Citation : « L’usage de ces exercices doit toujours être exactement proportionné aux dispositions de celui qui les fait. Celui qui les donne doit donc prendre garde, et s’accommoder à la portée de l’âme qu’il dirige. De plus, il faut avoir égard à son âge, à la capacité de son esprit, à l’étendue de ses connaissances, à la force et à la faiblesse de son tempérament ; en un mot, il ne faut rien négliger. On fera toujours plus de tort qu’on ne procurera d’avantage et de profit à toute âme qu’on voudra élever au-dessus de sa capacité, quelle qu’elle soit. »
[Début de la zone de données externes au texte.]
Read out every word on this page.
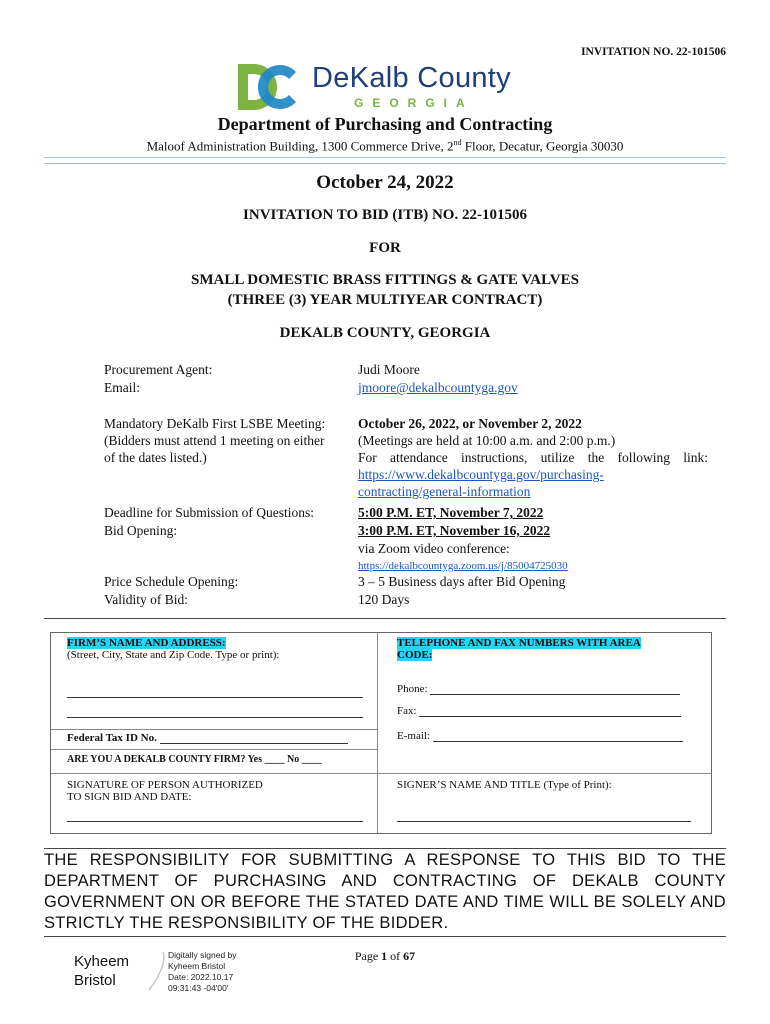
INVITATION NO. 22-101506
DeKalb County
GEORGIA
Department of Purchasing and Contracting
Maloof Administration Building, 1300 Commerce Drive, 2nd Floor, Decatur, Georgia 30030
October 24, 2022
INVITATION TO BID (ITB) NO. 22-101506
FOR
SMALL DOMESTIC BRASS FITTINGS & GATE VALVES
(THREE (3) YEAR MULTIYEAR CONTRACT)
DEKALB COUNTY, GEORGIA
Procurement Agent:	Judi Moore
Email:	jmoore@dekalbcountyga.gov
Mandatory DeKalb First LSBE Meeting:
(Bidders must attend 1 meeting on either
of the dates listed.)
October 26, 2022, or November 2, 2022
(Meetings are held at 10:00 a.m. and 2:00 p.m.)
For attendance instructions, utilize the following link:
https://www.dekalbcountyga.gov/purchasing-
contracting/general-information
Deadline for Submission of Questions:	5:00 P.M. ET, November 7, 2022
Bid Opening:	3:00 P.M. ET, November 16, 2022
via Zoom video conference:
https://dekalbcountyga.zoom.us/j/85004725030
Price Schedule Opening:	3 – 5 Business days after Bid Opening
Validity of Bid:	120 Days
FIRM’S NAME AND ADDRESS:
(Street, City, State and Zip Code. Type or print):
Federal Tax ID No.
ARE YOU A DEKALB COUNTY FIRM? Yes ____ No ____
TELEPHONE AND FAX NUMBERS WITH AREA
CODE:
Phone:
Fax:
E-mail:
SIGNATURE OF PERSON AUTHORIZED
TO SIGN BID AND DATE:
SIGNER’S NAME AND TITLE (Type of Print):
THE RESPONSIBILITY FOR SUBMITTING A RESPONSE TO THIS BID TO THE DEPARTMENT OF PURCHASING AND CONTRACTING OF DEKALB COUNTY GOVERNMENT ON OR BEFORE THE STATED DATE AND TIME WILL BE SOLELY AND STRICTLY THE RESPONSIBILITY OF THE BIDDER.
Kyheem
Bristol
Digitally signed by
Kyheem Bristol
Date: 2022.10.17
09:31:43 -04'00'
Page 1 of 67
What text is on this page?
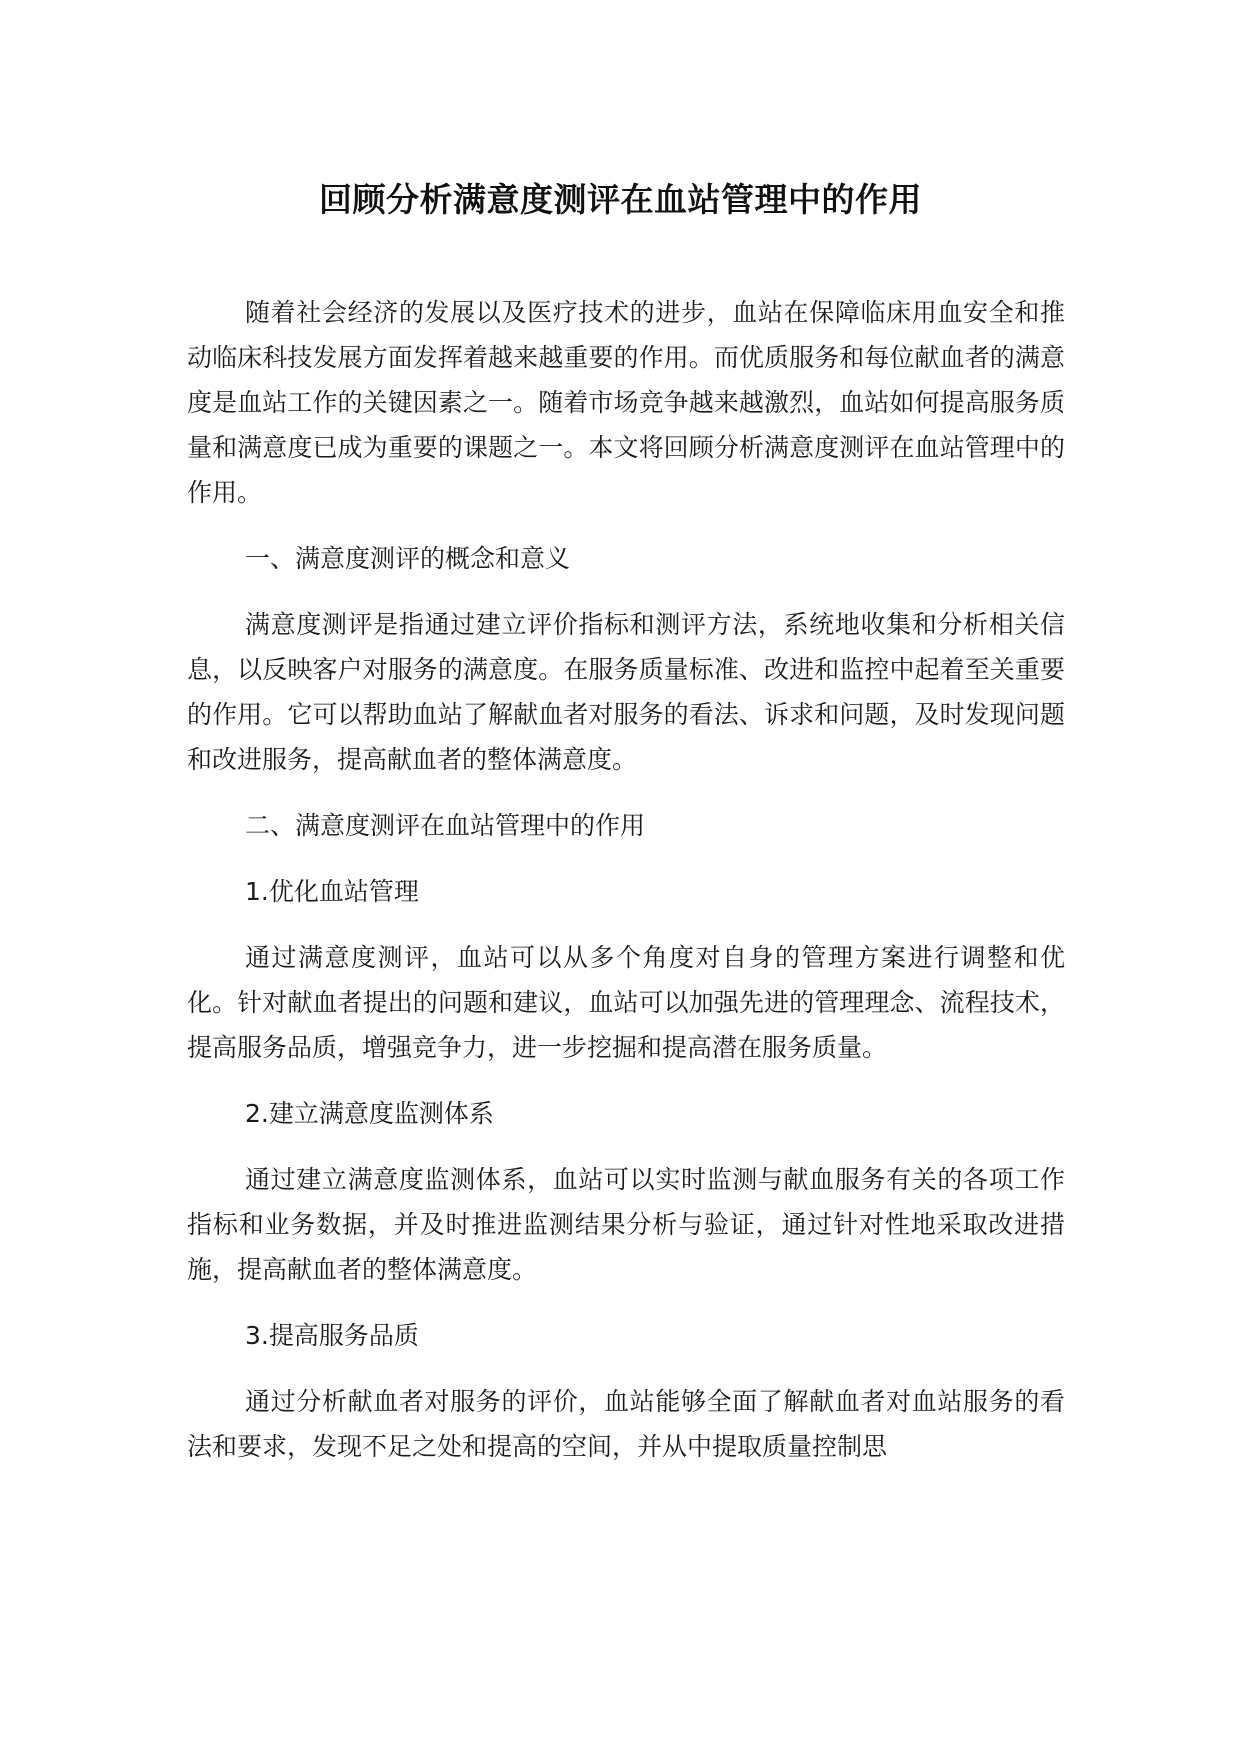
回顾分析满意度测评在血站管理中的作用

随着社会经济的发展以及医疗技术的进步，血站在保障临床用血安全和推动临床科技发展方面发挥着越来越重要的作用。而优质服务和每位献血者的满意度是血站工作的关键因素之一。随着市场竞争越来越激烈，血站如何提高服务质量和满意度已成为重要的课题之一。本文将回顾分析满意度测评在血站管理中的作用。

一、满意度测评的概念和意义

满意度测评是指通过建立评价指标和测评方法，系统地收集和分析相关信息，以反映客户对服务的满意度。在服务质量标准、改进和监控中起着至关重要的作用。它可以帮助血站了解献血者对服务的看法、诉求和问题，及时发现问题和改进服务，提高献血者的整体满意度。

二、满意度测评在血站管理中的作用

1.优化血站管理

通过满意度测评，血站可以从多个角度对自身的管理方案进行调整和优化。针对献血者提出的问题和建议，血站可以加强先进的管理理念、流程技术，提高服务品质，增强竞争力，进一步挖掘和提高潜在服务质量。

2.建立满意度监测体系

通过建立满意度监测体系，血站可以实时监测与献血服务有关的各项工作指标和业务数据，并及时推进监测结果分析与验证，通过针对性地采取改进措施，提高献血者的整体满意度。

3.提高服务品质

通过分析献血者对服务的评价，血站能够全面了解献血者对血站服务的看法和要求，发现不足之处和提高的空间，并从中提取质量控制思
- Le Traité de la vraie dévotion à la Sainte Vierge, de Louis-Marie Grignion de Montfort (1712) : C’est au prêtre breton Louis-Marie Grignion de Montfort (1673-1716), fondateur de la Compagnie de Marie (Pères montfortains), que l’on doit ce fameux traité de dévotion mariale. L’ouvrage, à la suite de saint Bernard de Clairvaux, propose une spiritualité centrée sur la figure de la Vierge Marie, qui représente la voie la plus facile et la plus sûre pour accéder à son Fils : « Nous avons besoin d’un médiateur auprès du Médiateur même, et la divine Marie est celle qui est la plus capable de remplir cet office charitable. » Le pape saint Jean-Paul II a été marqué de façon décisive par la lecture de ce traité dans sa jeunesse, il y a notamment trouvé sa devise : « Totus tuus ego sum, et omnia mea tua sunt » (« Je suis tout à Vous, et tout ce que j’ai vous appartient »).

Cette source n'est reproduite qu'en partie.